I am trying to solve an optimization problem by using linear programming. I have a list of products for which I know the content of multiple nutrients. The goal is then to find the combination of products that gives the closest solution to a certain demand of nutrients. In R I wrote a script that is able to solve this.

library(lpSolveAPI)

# Required nutrients
nitrogen = 1500
phosphate = 530

# Product properties (sample dataset, this will later be expanded with more products and nutrients)
products <- data.frame(
  p1 = c(0.2, 0.1),
  p2 = c(0.8, 0),
  p3 = c(0.15, 0.2),
  p4 = c(0.1, 0.25),
  p5 = c(0, 0.4)
)

# Create model
model <- make.lp(nrow = 2, ncol = ncol(products))

# Add the products as decisions
for (p in 1:ncol(products)) {
  set.column(model, p, products[, p])
}

# Set the required amount as constraint 
set.constr.value(model, rhs = c(nitrogen, phosphate))
set.constr.type(model, types = c(2,2))

# Set the objective function
set.objfn(model, rep(1, ncol(products)))
lp.control(model, sense='min')

solve(model)
get.objective(model)

However, I now want to add the contraint that no more than a certain number (e.g. 2) of products can be used. I was thinking about adding a binary constraint, but can't fgure out how to implement that. The only option I was able to spot is to set a decision variable to binary, but this gives not the option to use multiple units of a product.

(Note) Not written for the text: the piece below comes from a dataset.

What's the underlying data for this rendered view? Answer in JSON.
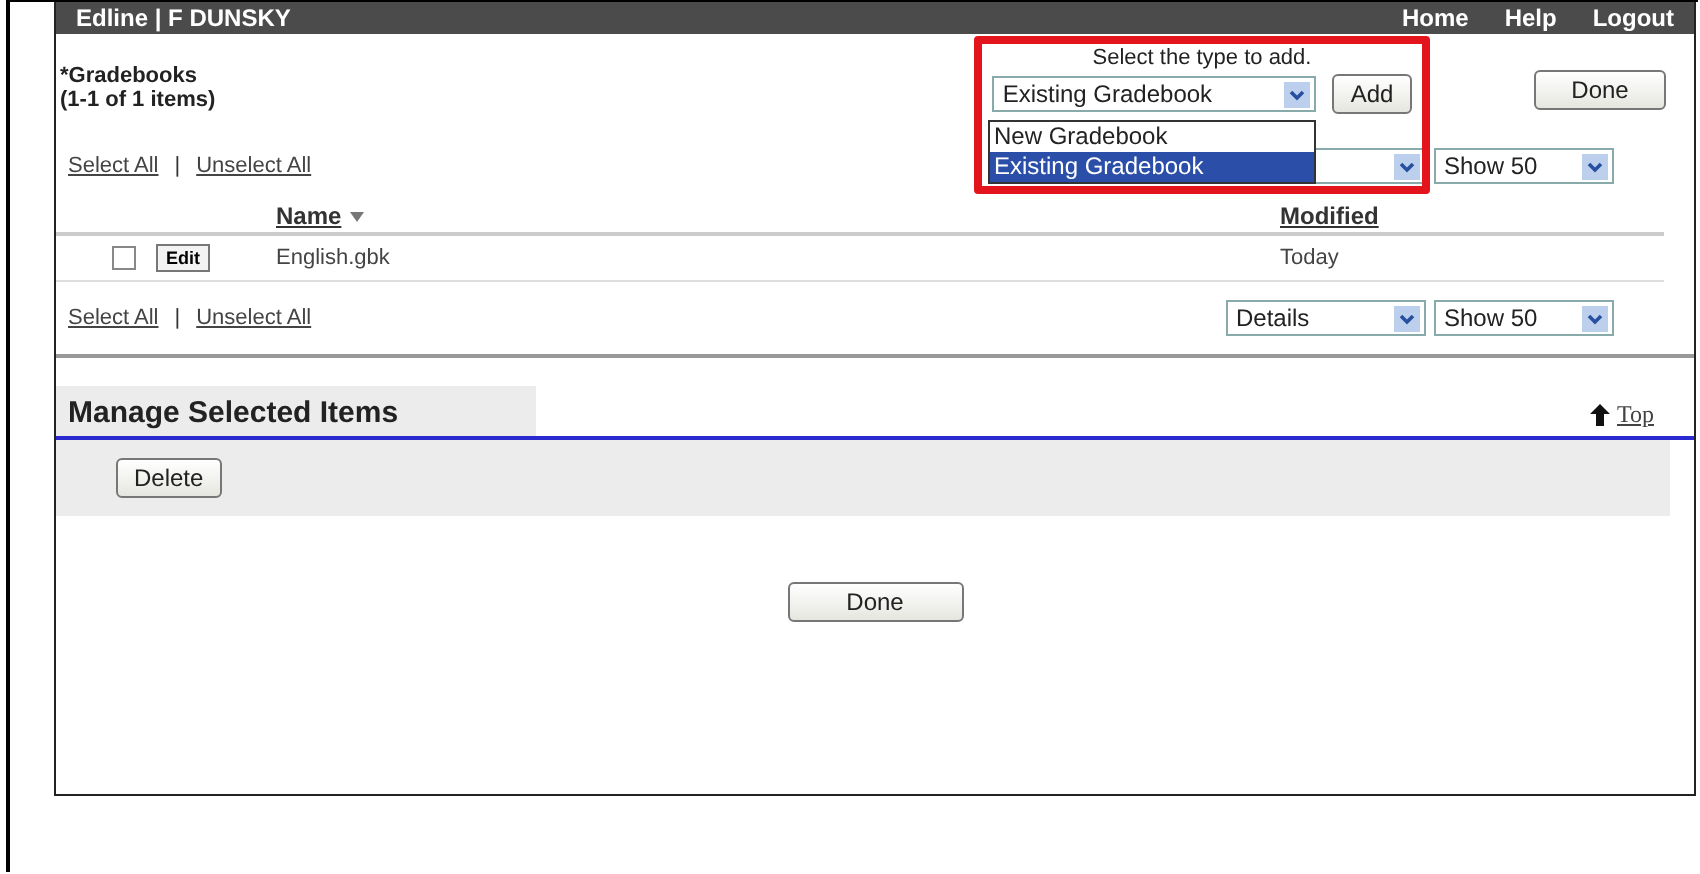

So how can I add a constraint to not use more than 2 or 3 products?

Answer 1

Always first write down the mathematical model. This especially the case with low-level input formats. The step from idea to code is just too large.

So you have basically:

min sum(j, x(j))
st  sum(j, a(i,j)*x(j)) >= b(i)  for i=1,2
    x(j) >= 0      

Now you want to count non-zero variables. This requires additional binary variables and some bounds on x(j).

min sum(j, x(j))
st  sum(j, a(i,j)*x(j)) >= b(i)  for i=1,2
    x(j) <= U(j)*y(j)
    sum(j, y(j)) <= 2 (or 3)
    y(j) ∈ {0,1} 
    0 <= x(j) <= U(j)      

I'll leave it to you to transcribe this into code. Note that CVXR or OMPR may be easier to use than LpSolveAPI when the model gets a little bit more complex.